The COVID-19 outbreak that emerged in China has infected millions of people and killed thousands worldwide. Public health authorities are racing for the pathogen to be suppressed, but this is not the first time the planet has had to combat a modern coronavirus outbreak. Here's how the present scenario relates to previous epidemics.
The latest coronavirus was first documented in Wuhan, China, triggering a disease named COVID-19. It has now expanded to over 190 nations, including Japan, Italy, Iran, South Korea, and the United States.
The virus origins have not been verified, although early genetic research indicates that the pathogen emerged in bats and was then transmitted to an intermediary species before spilling into humans.
SARS
In the Guangdong province of southern China, experts first reported in severe acute respiratory syndrome (SARS) in November 2002. The coronavirus-induced viral respiratory disease spread to 26 countries in North America, South America, Europe, and Asia until it was identified in July 2003.
The infection is known to have transmitted from bats to civet cats, tiny weasel-like creatures, until the first human patient was bitten.
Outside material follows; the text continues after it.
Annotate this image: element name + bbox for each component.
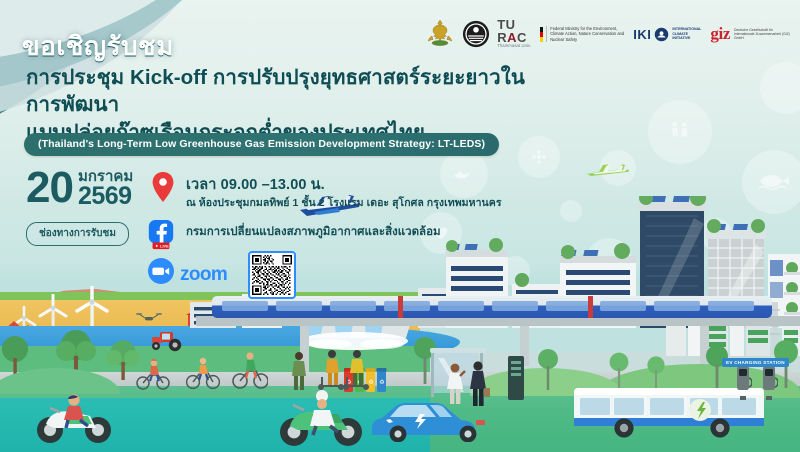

There were 8,098 confirmed cases of SARS during the epidemic and 774 fatalities. Infections were mainly spread person-to-person. According to the Centers for Disease Control and Prevention, no confirmed SARS cases have been identified since 2004.
MERS
MERS, or respiratory syndrome in the Middle East, was first recorded in 2012 in Saudi Arabia. A coronavirus, a remote viral relative of SARS, is blamed for respiratory disease. It has expanded to 27 European, African, Asian, and North American countries.
MERS is a zoonotic virus, like many coronaviruses, indicating that it is spread between animals and humans. MERS have definitely migrated from bats into dromedary camels before leaping into people, according to scientists.
There have been 2,494 confirmed MERS cases since 2012, and 858 deaths from the virus. According to the World Health Organization, diseases are mainly induced by direct human-to-human communication.
What makes COVID-19 more dangerous than these two?
Latest experiments have shown that the SARS-CoV-2 spike protein is highly adapted for human ACE2 binding. Simulations of viral binding of various species to homologous ACE2 proteins demonstrated the preference for bats and human ACE2.
The initial preprint of the researchers' manuscript, made accessible online in March, was one of the first to computationally examine the high affinity or propensity of SARS-CoV-2 to bind with human ACE2.
"Beyond explaining the molecular mechanism of binding with ACE2, we also explored changes in the virus spike that could change its affinity with human ACE2," said researchers said.
The SARS-CoV-2 protein spike attachment to ACE2, situated in the upper respiratory tract and acts as an entry point for other coronaviruses, like SARS, was computer-modeled by the researchers. The team used a molecular simulation technique to compute the binding power and interactions of the viral protein's connection to ACE2.
Future studies on vaccine longevity and the propensity for the virus to propagate to other animals may be guided by recognizing the virus spike's binding actions with ACE2 and the virus resistance of these structural spike shifts.
"The computational workflow that we have established should be able to handle other receptor binding-mediated entry mechanisms for other viruses that may arise in the future," the researchers added.